Prices in Oakland 94610 (Crocker), 94611 (Montclair/Piedmont Ave.) and 94618 (Rockridge/Upper Rockridge) also increased about 25% over the two-year window, but in a reverse of the trend in Piedmont and Berkeley, prices rose nearly 15% in 2016, but only 9% the previous year. Perhaps regional buyers have come to appreciate the great commutes, restaurants, movie houses, shopping districts and those fabulous La Farine savory morning buns only more recently. The entire Oakland market is up 31% over the two-year window, as neighborhoods recover from those deep dives of the housing crisis, and first-time homebuyers again find that Oakland neighborhoods offer affordability.

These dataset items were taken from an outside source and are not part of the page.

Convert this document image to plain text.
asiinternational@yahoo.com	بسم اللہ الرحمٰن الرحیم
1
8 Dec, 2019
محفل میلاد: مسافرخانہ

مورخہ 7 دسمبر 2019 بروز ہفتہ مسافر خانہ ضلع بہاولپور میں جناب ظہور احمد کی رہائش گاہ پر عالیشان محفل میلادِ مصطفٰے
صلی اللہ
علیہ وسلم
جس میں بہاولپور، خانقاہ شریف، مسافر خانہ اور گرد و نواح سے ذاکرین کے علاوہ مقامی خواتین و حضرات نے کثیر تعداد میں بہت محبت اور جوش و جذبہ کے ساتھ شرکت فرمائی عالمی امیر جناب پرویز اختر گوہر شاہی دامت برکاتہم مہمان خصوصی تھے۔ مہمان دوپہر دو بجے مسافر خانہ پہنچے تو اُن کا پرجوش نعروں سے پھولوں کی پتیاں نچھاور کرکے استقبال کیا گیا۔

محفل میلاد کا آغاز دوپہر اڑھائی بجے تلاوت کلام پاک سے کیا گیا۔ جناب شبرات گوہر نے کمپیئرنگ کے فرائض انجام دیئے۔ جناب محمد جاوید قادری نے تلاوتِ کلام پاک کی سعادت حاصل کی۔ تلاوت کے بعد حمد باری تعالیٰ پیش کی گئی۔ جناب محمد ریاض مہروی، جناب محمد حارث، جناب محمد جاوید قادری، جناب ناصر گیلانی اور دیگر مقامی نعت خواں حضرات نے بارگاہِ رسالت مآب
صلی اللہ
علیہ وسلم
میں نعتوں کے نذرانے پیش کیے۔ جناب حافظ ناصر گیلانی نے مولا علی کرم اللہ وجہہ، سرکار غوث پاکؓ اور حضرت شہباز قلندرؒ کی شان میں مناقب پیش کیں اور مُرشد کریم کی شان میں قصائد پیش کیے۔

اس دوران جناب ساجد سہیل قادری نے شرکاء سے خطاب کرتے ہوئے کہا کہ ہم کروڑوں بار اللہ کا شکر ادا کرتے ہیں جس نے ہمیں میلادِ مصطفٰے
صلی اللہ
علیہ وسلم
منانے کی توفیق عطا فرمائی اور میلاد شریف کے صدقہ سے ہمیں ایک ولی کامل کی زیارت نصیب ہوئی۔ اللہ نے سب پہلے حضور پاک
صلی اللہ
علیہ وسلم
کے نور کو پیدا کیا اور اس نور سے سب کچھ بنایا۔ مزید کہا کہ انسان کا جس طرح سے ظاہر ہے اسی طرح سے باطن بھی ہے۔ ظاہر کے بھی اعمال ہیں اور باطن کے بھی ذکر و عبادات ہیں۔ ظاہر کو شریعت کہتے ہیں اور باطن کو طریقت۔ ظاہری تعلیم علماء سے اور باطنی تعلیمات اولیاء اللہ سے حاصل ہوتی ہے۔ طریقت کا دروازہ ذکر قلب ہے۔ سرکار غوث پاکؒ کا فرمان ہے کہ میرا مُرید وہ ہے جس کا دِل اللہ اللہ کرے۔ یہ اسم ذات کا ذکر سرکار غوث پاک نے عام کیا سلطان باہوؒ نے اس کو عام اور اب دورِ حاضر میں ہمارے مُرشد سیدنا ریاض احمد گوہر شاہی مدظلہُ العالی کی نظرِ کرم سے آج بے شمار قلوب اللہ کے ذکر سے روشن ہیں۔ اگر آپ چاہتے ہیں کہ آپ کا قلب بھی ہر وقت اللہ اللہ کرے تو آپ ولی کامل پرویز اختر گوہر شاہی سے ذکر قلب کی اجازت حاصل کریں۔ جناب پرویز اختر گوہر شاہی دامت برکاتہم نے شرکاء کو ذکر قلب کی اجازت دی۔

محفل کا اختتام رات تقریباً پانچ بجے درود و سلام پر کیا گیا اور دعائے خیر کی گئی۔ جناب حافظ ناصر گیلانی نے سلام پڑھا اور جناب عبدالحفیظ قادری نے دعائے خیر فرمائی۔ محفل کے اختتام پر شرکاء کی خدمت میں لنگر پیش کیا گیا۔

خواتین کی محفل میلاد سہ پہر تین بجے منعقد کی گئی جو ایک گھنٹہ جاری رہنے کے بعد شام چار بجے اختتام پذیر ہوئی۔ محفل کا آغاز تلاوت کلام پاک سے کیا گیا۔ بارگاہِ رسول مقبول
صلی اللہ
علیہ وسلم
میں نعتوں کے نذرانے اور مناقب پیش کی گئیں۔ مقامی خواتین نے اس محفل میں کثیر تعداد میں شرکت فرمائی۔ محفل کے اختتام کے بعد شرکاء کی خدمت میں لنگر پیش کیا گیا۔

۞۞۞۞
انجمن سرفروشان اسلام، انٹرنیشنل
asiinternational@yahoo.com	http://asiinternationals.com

As always, I'm happy to help you think through your real estate options, whether buying, selling, renting or renovating.  If you have colleagues, clients, friends or family who plan to buy or sell in the East Bay Hills, I promise to work hard to earn their trust, protect their privacy, and exceed their expectations.

Happy New Year!

Personally, I'm anxious to move on from last fall.  So let's all recommit to act local again!  Well, at least after vacations--

We've continued our commitment to take long hiking vacations; this past year to the Inner Hebrides and to the High Sierra.  Those long hikes, interrupted only by a lovely shooting star or a tasty mushroom, provide time to think and plan, and sharpen my commitment to service, both professionally and personally.  Even during the workyear, I find my best strategic thinking about marketing a home or building a winning offer for buyers happens up at Sibley while walking the dogs in the early morning.

Hiking may not be at the top of the list toward the end of this year though--I'm celebrating my next BIG birthday, and we're heading to Paris for art, food, and friends.